Looking at one of the friend statistics apps on Facebook, I realized that I have over 200 friends under the age of 30. This blog post is for you youngsters and for the parents of youngsters.
I think the most important thing a parent can do for a child or young adult, especially one that shows they have some smarts or talent, is to keep them motivated to keep developing their smarts or talent and don't make it more difficult for them to continue developing by forcing a heap of responsibilities on them and distracting them off course. I'm not saying that my parents did that to me, but they did force me to pay for my own college, which I had to work full time to try to do and took away from my study time. They also went from being strict about me getting my homework and studying done during my elementary school years, to being more lenient during my high school years to not even caring once I reached college. I do understand that students need to motivate themselves to be successful, but you also need that little push to keep you going through some growing pains in your life.
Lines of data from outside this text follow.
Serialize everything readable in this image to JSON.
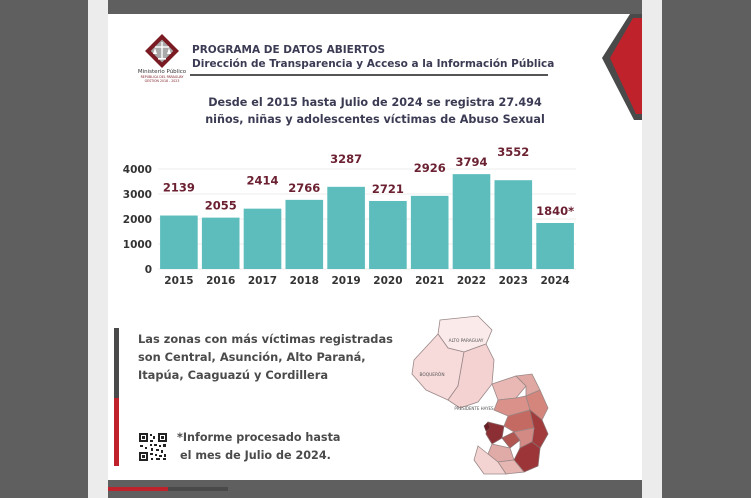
{
  "header": {
    "logo_name": "Ministerio Público",
    "logo_sub_1": "REPÚBLICA DEL PARAGUAY",
    "logo_sub_2": "GESTIÓN 2018 - 2023",
    "program_title": "PROGRAMA DE DATOS ABIERTOS",
    "directorate": "Dirección de Transparencia y Acceso a la Información Pública"
  },
  "headline": {
    "line1": "Desde el 2015 hasta Julio de 2024 se registra 27.494",
    "line2": "niños, niñas y adolescentes víctimas de Abuso Sexual"
  },
  "zones": {
    "line1": "Las zonas con más víctimas registradas",
    "line2": "son Central, Asunción, Alto Paraná,",
    "line3": "Itapúa, Caaguazú y Cordillera"
  },
  "note": {
    "line1": "*Informe procesado hasta",
    "line2": "el mes de Julio de 2024."
  },
  "map_labels": {
    "alto_paraguay": "ALTO PARAGUAY",
    "boqueron": "BOQUERÓN",
    "presidente_hayes": "PRESIDENTE HAYES"
  },
  "colors": {
    "bar": "#5dbdbd",
    "value_label": "#6b2132",
    "accent_red": "#c0222b",
    "dark_text": "#3b3b54"
  },
  "icons": {
    "logo": "scales-of-justice-icon",
    "qr": "qr-code-icon",
    "map": "paraguay-map-icon"
  },
  "chart_data": {
    "type": "bar",
    "categories": [
      "2015",
      "2016",
      "2017",
      "2018",
      "2019",
      "2020",
      "2021",
      "2022",
      "2023",
      "2024"
    ],
    "values": [
      2139,
      2055,
      2414,
      2766,
      3287,
      2721,
      2926,
      3794,
      3552,
      1840
    ],
    "value_labels": [
      "2139",
      "2055",
      "2414",
      "2766",
      "3287",
      "2721",
      "2926",
      "3794",
      "3552",
      "1840*"
    ],
    "title": "",
    "xlabel": "",
    "ylabel": "",
    "ylim": [
      0,
      4000
    ],
    "yticks": [
      0,
      1000,
      2000,
      3000,
      4000
    ],
    "grid": true,
    "legend": "none"
  }
}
As a child, I was driven and motivated to get the best grades in my class, and I usually was near the top, if I may be so boastful. My parents told me that if I kept studying hard and getting good grades, I might be able to get into a very good high school and I'd get a reward for those good grades. Usually it was a toy or game that I wanted. Once I got into Stuyvesant HS, they loosened the reigns a bit, but I was still focused on doing well there. I didn't quite have good enough grades to go to an elite or Ivy League college, but I felt as if I held my own with some of the best and brightest in NYC. But, once I hit St. John's, I had to work, I was also distracted by chasing after young ladies who weren't interested in me at all, I starting drinking, more than most of my friends realize and I had no drive whatsoever to do well in college. I ended up leaving St. John's after a year, I flirted with going to Hunter College, but I withdrew after about a week. I didn't know what I wanted to do anymore and I didn't feel that I had anyone to help me. Since then, I've bounced around from job to job for 23 years. I don't want anyone to feel bad for me. I caused it myself. Though things seem to be on the right track for me now, I will always regret the time I've wasted.
The moral of the story for my friends, especially the younger ones, is keep yourself motivated and get that degree. Studying might be a pain in the neck, but it easier when you're younger than at my age. You don't want to have to work two or more jobs to survive. It's prevented me from settling down and having a family. I still can't afford to take care of anyone else besides myself. If you learn anything from me, learn how not to be me.